The proposal requested the oil giant to issue a report describing if, and how, it plans to reduce its total contribution to climate change and align its operations and investments with the Paris Agreement’s goal of maintaining global temperature rise well below 2ºC.
But Exxon asked the SEC last January for permission to omit the resolution from the proxy materials sent out before the company’s AGM, expected to be held on 27 May 2020. Its petition has now succeeded.
In a separate ruling, the SEC also allowed Chevron to reject a similar resolution.
Last year, the Church Commissioners and New York State Common Retirement Fund (NYSCRF) had filed a resolution to be proposed at Exxon’s AGM, asking the oil giant to disclose emissions reduction targets, but this was also barred by the SEC at the company’s request.
However, at that AGM, shareholders were able to stage a significant rebellion, registering 40.8% support for a proposal to separate the positions of Exxon’s chair and chief executive officer.
As You Sow said Exxon’s current reporting was confusing, at best.
“Exxon has implied it is in alignment with the global Paris Agreement, yet has announced increased investments in oil and gas projects at alarming rates. While those investments may decrease temporarily in the face of the coronavirus pandemic, shareholders seek to understand the company’s long-term plans for how it intends to align with the ultimate Paris goal of limiting global temperature rise to 1.5 degrees Celsius. No such plans have been forthcoming to date,” it said.
Edward Mason, head of responsible investment at the Church Commissioners, said that regardless of the SEC ruling, it was imperative for investors that Exxon should report if, and how, it plans to align its operations and investments with the goal of restricting warming to well below 2ºC and stave off catastrophic climate impacts.

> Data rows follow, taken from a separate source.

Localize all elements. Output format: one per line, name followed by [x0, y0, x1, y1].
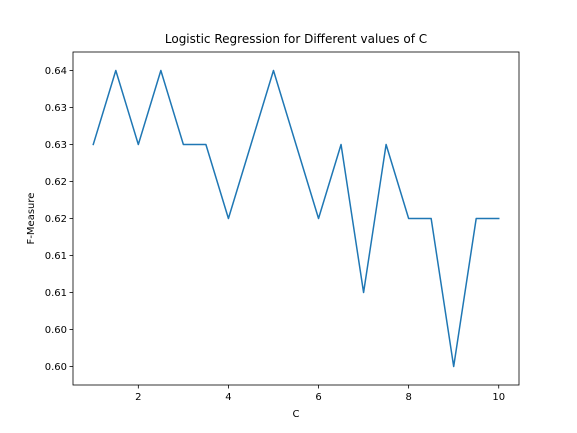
x-tick-label: 6 [315, 392, 321, 403]
series-line-0 [92, 69, 500, 368]
x-axis-ticks: 2 4 6 8 10 [135, 385, 505, 403]
plot-frame [72, 51, 520, 386]
chart-title: Logistic Regression for Different values… [165, 32, 427, 46]
x-tick-label: 2 [135, 392, 141, 403]
y-tick-label: 0.62 [45, 177, 67, 188]
y-axis-label: F-Measure [26, 193, 37, 245]
x-tick-label: 8 [405, 392, 411, 403]
y-tick-label: 0.61 [45, 251, 67, 262]
y-tick-label: 0.61 [45, 288, 67, 299]
series-layer [92, 69, 500, 368]
y-tick-label: 0.63 [45, 103, 67, 114]
y-axis-ticks: 0.60 0.60 0.61 0.61 0.62 0.62 0.63 0.63 0.64 [45, 66, 73, 373]
x-tick-label: 4 [225, 392, 231, 403]
x-tick-label: 10 [492, 392, 505, 403]
y-tick-label: 0.60 [45, 325, 67, 336]
y-tick-label: 0.63 [45, 140, 67, 151]
x-axis-label: C [293, 409, 300, 420]
y-tick-label: 0.62 [45, 214, 67, 225]
y-tick-label: 0.60 [45, 362, 67, 373]
y-tick-label: 0.64 [45, 66, 67, 77]
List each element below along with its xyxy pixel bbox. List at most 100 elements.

Mason, who also leads the Climate Action 100+ engagement with Exxon alongside NYSCRF, said: “ExxonMobil is doubling down on its investment in carbon-intensive oil and gas infrastructure and production at a time when every company should be taking responsibility for reducing its carbon emissions.

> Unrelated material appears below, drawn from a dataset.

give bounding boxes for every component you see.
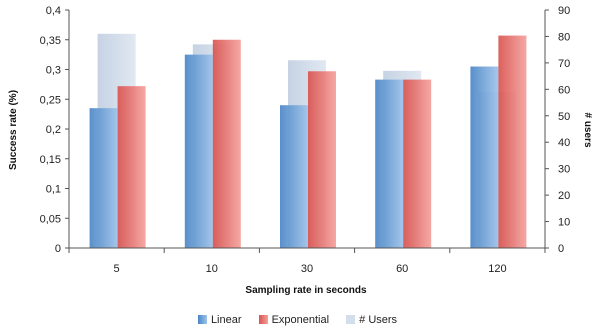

“Exxon is woefully unprepared for a low carbon future, and its strategy poses extreme financial, environmental and social risks.”

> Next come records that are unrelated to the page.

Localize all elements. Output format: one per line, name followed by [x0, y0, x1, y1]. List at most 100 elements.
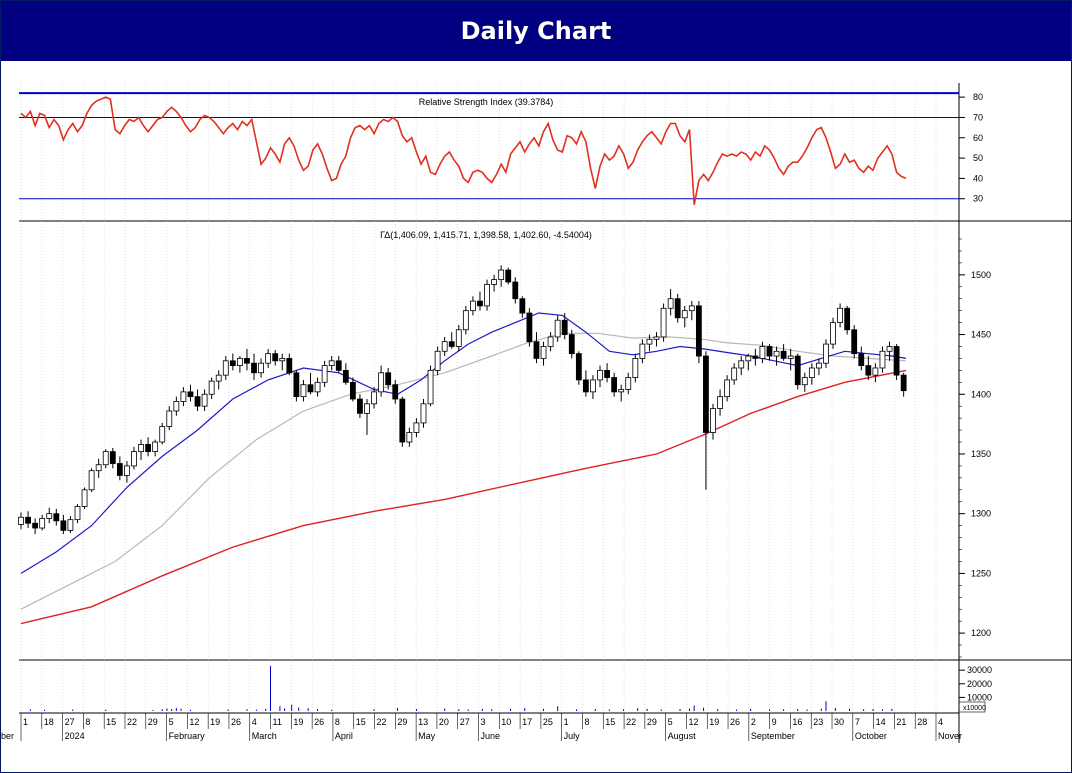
candle-body	[816, 362, 822, 369]
candle-body	[342, 369, 349, 383]
volume-tick-label: 10000	[967, 692, 992, 702]
candle-body	[703, 355, 709, 433]
volume-tick-label: 20000	[967, 679, 992, 689]
month-label: February	[169, 731, 206, 741]
x-tick-label: 30	[834, 717, 844, 727]
x-tick-label: 22	[626, 717, 636, 727]
candle-body	[335, 360, 342, 371]
price-tick-label: 1500	[971, 270, 991, 280]
candle-body	[872, 367, 879, 376]
candle-body	[441, 341, 448, 352]
candle-body	[646, 338, 653, 345]
candle-body	[251, 362, 257, 374]
candle-body	[293, 372, 300, 398]
candle-body	[448, 341, 455, 347]
candle-body	[808, 367, 815, 378]
x-tick-label: 26	[231, 717, 241, 727]
candle-body	[208, 380, 215, 395]
x-tick-label: 12	[688, 717, 698, 727]
candle-body	[138, 444, 144, 452]
x-tick-label: 22	[127, 717, 137, 727]
candle-body	[279, 358, 286, 362]
chart-canvas: Relative Strength Index (39.3784) 30 40 50…	[1, 83, 1071, 743]
x-tick-label: 19	[293, 717, 303, 727]
x-tick-label: 13	[418, 717, 428, 727]
candle-body	[81, 489, 88, 507]
candle-body	[519, 298, 526, 314]
x-tick-label: 11	[273, 717, 282, 727]
candle-body	[625, 377, 632, 390]
candle-body	[604, 369, 610, 378]
candle-body	[738, 360, 745, 369]
chart-title: Daily Chart	[460, 17, 612, 45]
candle-body	[710, 408, 716, 433]
volume-unit-label: x10000	[963, 705, 986, 712]
candle-body	[477, 300, 483, 307]
price-y-axis: 1200 1250 1300 1350 1400 1450 1500	[959, 238, 991, 658]
candle-body	[152, 441, 159, 452]
candle-body	[801, 377, 808, 386]
candle-body	[844, 307, 851, 331]
candle-body	[470, 300, 476, 312]
candle-body	[766, 346, 773, 357]
x-tick-label: 5	[668, 717, 673, 727]
rsi-bound-lines	[19, 92, 959, 200]
candle-body	[18, 516, 24, 525]
x-tick-label: 27	[460, 717, 470, 727]
candle-body	[858, 353, 865, 366]
candle-body	[124, 465, 130, 476]
price-tick-label: 1400	[971, 389, 991, 399]
candle-body	[236, 358, 243, 366]
candle-body	[222, 360, 229, 376]
candle-body	[505, 269, 512, 283]
candle-body	[378, 372, 385, 393]
candle-body	[116, 463, 123, 476]
candle-body	[314, 381, 321, 393]
rsi-tick-label: 60	[973, 133, 983, 143]
candle-body	[357, 398, 363, 414]
x-tick-label: 8	[584, 717, 589, 727]
candle-body	[484, 283, 490, 307]
x-tick-label: 2	[751, 717, 756, 727]
candle-body	[830, 322, 836, 345]
candle-body	[131, 451, 137, 467]
volume-bars	[29, 666, 893, 711]
rsi-tick-label: 40	[973, 173, 983, 183]
candle-body	[590, 379, 596, 393]
candle-body	[109, 451, 116, 464]
candle-body	[865, 365, 872, 376]
candle-body	[25, 516, 31, 524]
month-label: Nover	[938, 731, 962, 741]
candle-body	[60, 520, 67, 531]
x-tick-label: 14	[876, 717, 886, 727]
candle-body	[893, 346, 900, 376]
month-label: 2024	[65, 731, 85, 741]
month-label: April	[335, 731, 353, 741]
candle-body	[561, 319, 568, 335]
candle-body	[413, 422, 420, 433]
month-label: June	[481, 731, 501, 741]
candle-body	[823, 343, 829, 364]
x-tick-label: 7	[855, 717, 860, 727]
candle-body	[717, 396, 723, 409]
x-tick-label: 16	[792, 717, 802, 727]
candle-body	[851, 329, 858, 355]
x-tick-label: 19	[210, 717, 220, 727]
rsi-y-axis: 30 40 50 60 70 80	[959, 92, 983, 204]
month-label: August	[668, 731, 697, 741]
candle-body	[787, 355, 794, 359]
candle-body	[88, 470, 95, 491]
candle-body	[102, 451, 109, 466]
candle-body	[837, 307, 843, 323]
month-label: July	[564, 731, 581, 741]
x-axis-month-labels: ber 2024 February March April May June July Augu…	[1, 729, 962, 741]
candle-body	[145, 444, 152, 452]
candle-body	[554, 319, 561, 338]
x-tick-label: 18	[44, 717, 54, 727]
candle-body	[752, 355, 759, 359]
candle-body	[582, 379, 589, 393]
x-tick-label: 29	[397, 717, 407, 727]
x-tick-label: 22	[377, 717, 387, 727]
candle-body	[533, 341, 540, 359]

“Exxon is woefully unprepared for a low carbon future, and its strategy poses extreme financial, environmental and social risks”
Edward Mason, head of responsible investment at the Church Commissioners
And he warned that investors would “give harsh judgement” on Exxon’s climate governance and strategy in their voting on shareholder proposals that have made it to the ballot, and on director elections.
Sanford Lewis, lawyer for the Exxon shareholders, said that since 2016, SEC staff had rewritten the principles governing shareholder proposals to make it much more difficult for shareholders to file proposals at the oil majors regarding climate change.
He warned: “These interpretations by the SEC ban proposals that are too specific as ‘micromanaging,’ but also allow companies to declare a proposal that complies with the new micromanagement interpretation to be substantially implemented by general, non-responsive publications by the big oil and gas companies.”